Censorinus is a Scala *StatsD client with multiple personalities.
- No dependencies, just boring Scala and Java stuff.
- Client-side sampling, i.e. don't send it to across the network to reduce traffic. Or you can bypass it and still supply a sample rate if you wanna do it on your end.
- Asynchronous or Synchronous, your call!
- StatsD Compatibility
- DogStatsD Compatibility
- UDP only
// Add the Dep
libraryDependencies += "censorinus" %% "censorinus" % "1.0.2"
// And a the resolver
resolvers += "gphat" at "https://raw.github.com/gphat/mvn-repo/master/releases/",
You should create a single instance of a client reuse it throughout your
application. It's thread-safe and all that shit! Note that unless you call
shutdown
on your client, it will keep it's datagram socket open forever.
Censorinus is compatible with the StatsD specification as defined here.

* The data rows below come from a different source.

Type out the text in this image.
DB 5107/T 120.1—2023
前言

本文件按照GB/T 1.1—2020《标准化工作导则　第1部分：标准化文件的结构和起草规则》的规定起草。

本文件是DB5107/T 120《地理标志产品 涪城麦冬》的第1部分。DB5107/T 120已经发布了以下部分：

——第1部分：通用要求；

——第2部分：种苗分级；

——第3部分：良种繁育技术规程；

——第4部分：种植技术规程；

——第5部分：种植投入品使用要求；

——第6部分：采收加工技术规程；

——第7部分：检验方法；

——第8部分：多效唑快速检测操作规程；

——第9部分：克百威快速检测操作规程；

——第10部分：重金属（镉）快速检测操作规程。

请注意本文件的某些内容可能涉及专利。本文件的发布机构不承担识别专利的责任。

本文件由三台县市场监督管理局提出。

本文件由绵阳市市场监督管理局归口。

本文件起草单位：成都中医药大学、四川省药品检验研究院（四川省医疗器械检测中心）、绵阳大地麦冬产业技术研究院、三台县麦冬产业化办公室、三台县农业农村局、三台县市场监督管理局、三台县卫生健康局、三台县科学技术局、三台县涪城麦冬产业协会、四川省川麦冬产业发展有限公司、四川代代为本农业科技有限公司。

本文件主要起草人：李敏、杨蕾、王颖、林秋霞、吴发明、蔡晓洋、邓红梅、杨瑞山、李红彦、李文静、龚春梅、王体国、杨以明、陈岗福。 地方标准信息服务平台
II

import github.gphat.censorinus.StatsDClient
val c = new StatsDClient(host = "some.host", port = 8125)
// Optional sample rate, works with all methods!
c.counter(name = "foo.count", value = 2, sampleRate = 0.5)
c.increment(name = "foo.count") // Defaults to 1
c.decrement(name = "foo.count") // Defaults to 1
c.gauge(name = "foo.temperature", value = 84.0)
c.histogram(name = "foo.depth", value = 123.0)
c.meter(name = "foo.depth", value = 12.0)
c.set(name = "foo.users.seen", value = "gphat")
Censorinus is compatible with the DogStatsD specification as defined here.
import github.gphat.censorinus.DogStatsDClient
val c = new DogStatsDClient(host = "some.host", port = 8125)
// Not gonna list 'em all since the methods are the same, but allow tags!
c.counter(name = "foo.count", value = 2, tags = Seq("foo:bar"))
If all your metrics start with a common string like a service or team name then you can safe yourself by using prefixes when instantiating a client:
val c = new DogStatsDClient(host = "some.host", port = 8125, prefix = "mycoolapp")
c.counter(name = "foo.count") // Resulting metric will be mycoolapp.foo.count
Metrics are locally queued up and emptied out periodically. By default any pending metrics are emptied out every 100ms. You can change this to another delay:
val c = new Client(flushInterval = 50)
If you instantiate the client with asynchronous=false
then the various metric
methods will immediately emit your metric synchronously using the underlying
sending mechanism. This might be great for UDP but other backends may have
a high penalty!
val c = new Client(asynchronous = false)
Note that for asynchronous use there is a ScheduledThreadExecutor fired up. You
can call c.shutdown
to forcibly end things. The threads in this executor are
flagged as deaemon threads so ending your program will cause any unsent metrics
to be lost.
All methods have a sampleRate
parameter that will be used randomly determine
if the value should be enqueued and transmitted downstream. This lets you
decrease the rate at which metrics are sent and the work that the downstream
aggregation needs to do. Note that only the counter type natively understands
sample rate. Other types are lossy.
c.counter(name = "foo.count", value = 2, sampleRate = 0.5)
Note that StatsD's counters support an additional sample rate argument, since counters can be multiplied by the sample rate downstream to give an accurate number.
You can also supply a bypassSampler = true
argument to any of the client's
methods to send the metric regardless. Note that the sample rate will also be
sent. This is a convenience method to allow you to do your own sampling and pass
that along to this library.
- All metric names and such are encoded as UTF-8.